The unlikely clash between Oakland’s marijuana industry and its artistic class has come to a head and forced the city into action. Now, the question is whether a new policy preventing cannabis businesses from snatching up artists’ properties will end the feud once and for all.

We first wrote about the growing rift between Big Marijuana and Oakland’s creative sector in 2016. At its core is the deeply Californian issue of real estate scarcity and unaffordability.

The conflict was on full display again in November when marijuana real estate company Green Sage purchased the Cannery — a decades-long hub for artists, musicians, and writers in Oakland — for $14 million. It soon began the process of evicting the tenants to make way for marijuana manufacturing.

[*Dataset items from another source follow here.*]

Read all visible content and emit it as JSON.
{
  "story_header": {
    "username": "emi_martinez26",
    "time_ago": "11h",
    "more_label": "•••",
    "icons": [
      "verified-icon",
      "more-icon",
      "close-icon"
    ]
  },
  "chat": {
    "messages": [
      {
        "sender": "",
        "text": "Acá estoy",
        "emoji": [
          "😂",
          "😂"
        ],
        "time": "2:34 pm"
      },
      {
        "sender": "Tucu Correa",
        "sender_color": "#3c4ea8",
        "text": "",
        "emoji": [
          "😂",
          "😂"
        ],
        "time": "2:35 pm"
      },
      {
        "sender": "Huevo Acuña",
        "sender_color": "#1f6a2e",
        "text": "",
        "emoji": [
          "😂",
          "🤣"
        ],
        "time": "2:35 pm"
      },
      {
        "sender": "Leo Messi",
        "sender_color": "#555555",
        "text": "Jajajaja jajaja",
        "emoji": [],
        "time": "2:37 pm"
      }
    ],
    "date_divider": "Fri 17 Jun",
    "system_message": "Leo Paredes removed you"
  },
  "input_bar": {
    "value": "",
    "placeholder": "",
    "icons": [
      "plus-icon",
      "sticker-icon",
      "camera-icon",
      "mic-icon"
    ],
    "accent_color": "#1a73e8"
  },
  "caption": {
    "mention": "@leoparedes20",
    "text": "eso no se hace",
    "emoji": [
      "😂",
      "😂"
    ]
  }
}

The tenants took their case to City Hall and won. This month, the City Council amended its commercial marijuana ordinance to prevent cannabis businesses from displacing local artists.

“Profits do not require displacing people from their homes; there’s plenty of other non-residential space available for cannabis investors,” said Cannery resident and writer/performance artist Rebecca Firestone. “There is another way, and that is for us to coexist peacefully together.”

Some artists worry cannabis enterprises could still find a way around the law. But for now, they are happy to see the city taking action to support its vibrant art community. It’s a trend they hope could one day follow in other Bay area cities with sky-high real estate prices and sizeable creative sectors — big marijuana, be damned.